O título não é de minha autoria. É de um editorial de Reinaldo Azevedo, publicado pela Folha de São Paulo no último dia 10 de janeiro. O texto traz uma reflexão sobre a violência letal no Brasil e a crise do sistema carcerário maranhense. A imprensa tem falado dela nas últimas semanas. Membros de duas facções disputam o controle do presídio de Pedrinhas, em São Luis, capital do Maranhão.

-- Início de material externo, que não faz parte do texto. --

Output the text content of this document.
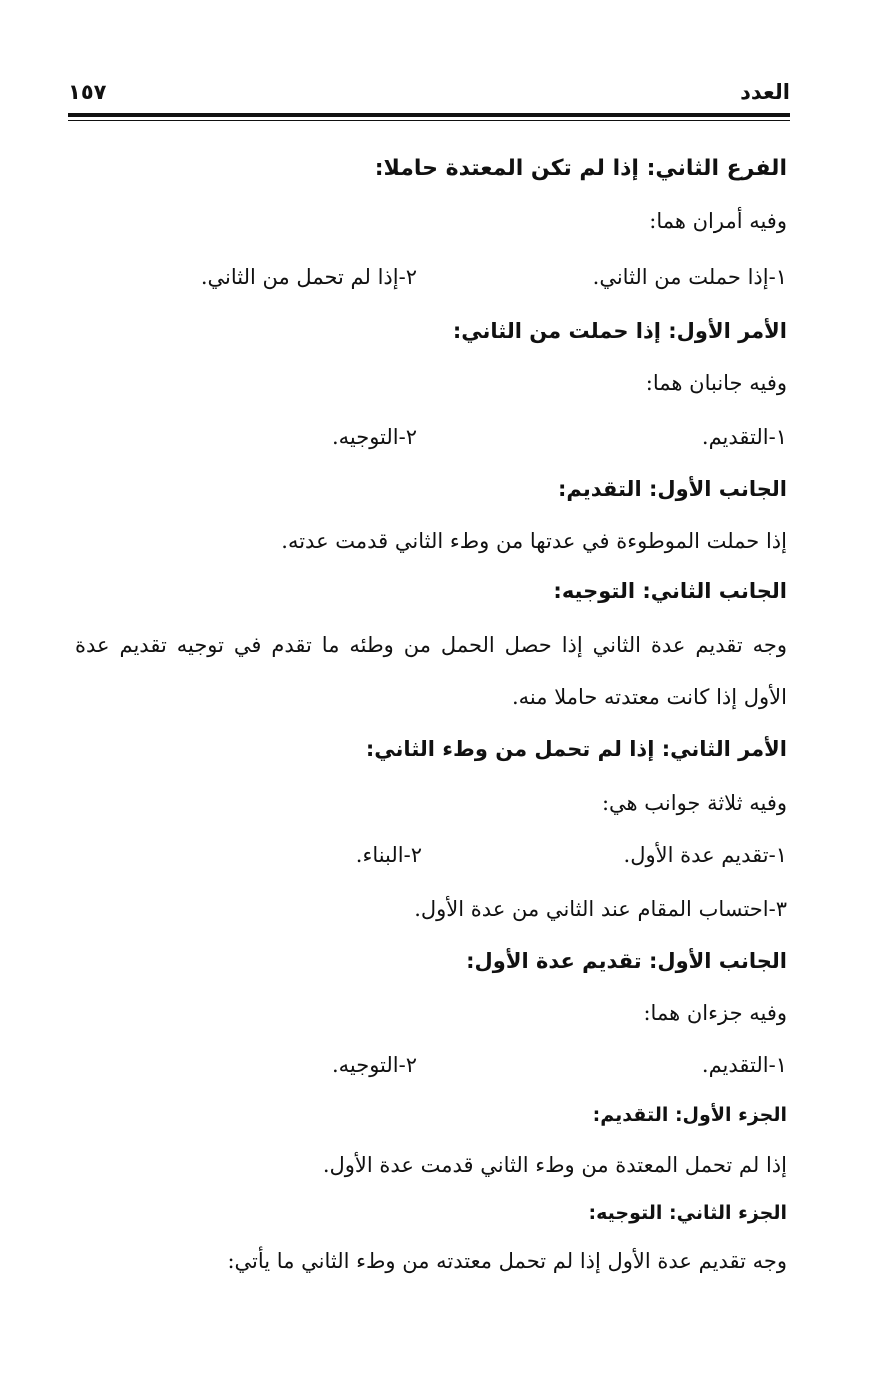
العدد
١٥٧
الفرع الثاني: إذا لم تكن المعتدة حاملا:
وفيه أمران هما:
١-إذا حملت من الثاني.
٢-إذا لم تحمل من الثاني.
الأمر الأول: إذا حملت من الثاني:
وفيه جانبان هما:
١-التقديم.
٢-التوجيه.
الجانب الأول: التقديم:
إذا حملت الموطوءة في عدتها من وطء الثاني قدمت عدته.
الجانب الثاني: التوجيه:
وجه تقديم عدة الثاني إذا حصل الحمل من وطئه ما تقدم في توجيه تقديم عدة
الأول إذا كانت معتدته حاملا منه.
الأمر الثاني: إذا لم تحمل من وطء الثاني:
وفيه ثلاثة جوانب هي:
١-تقديم عدة الأول.
٢-البناء.
٣-احتساب المقام عند الثاني من عدة الأول.
الجانب الأول: تقديم عدة الأول:
وفيه جزءان هما:
١-التقديم.
٢-التوجيه.
الجزء الأول: التقديم:
إذا لم تحمل المعتدة من وطء الثاني قدمت عدة الأول.
الجزء الثاني: التوجيه:
وجه تقديم عدة الأول إذا لم تحمل معتدته من وطء الثاني ما يأتي:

As imagens divulgadas pelos meios de comunicação estimulam um misto de horror e de indignação. Corpos de presos assassinados pelos próprios colegas com requintes de crueldade, cabeças cortadas e expostas como troféus, denúncias de abusos supostamente cometidos por agentes públicos, relatos de estupros contra familiares dos internos são alguns dos ingredientes de uma crise que já se arrasta há muito tempo e que em pouco mais de um ano provocou o assassinato de 62 internos. E como se não bastasse, a barbárie, até então consumada entre as quatro paredes do presídio, agora ganhou as ruas de São Luis. Nos últimos dias, vários ônibus foram incendiados e uma menina de oito anos morreu queimada.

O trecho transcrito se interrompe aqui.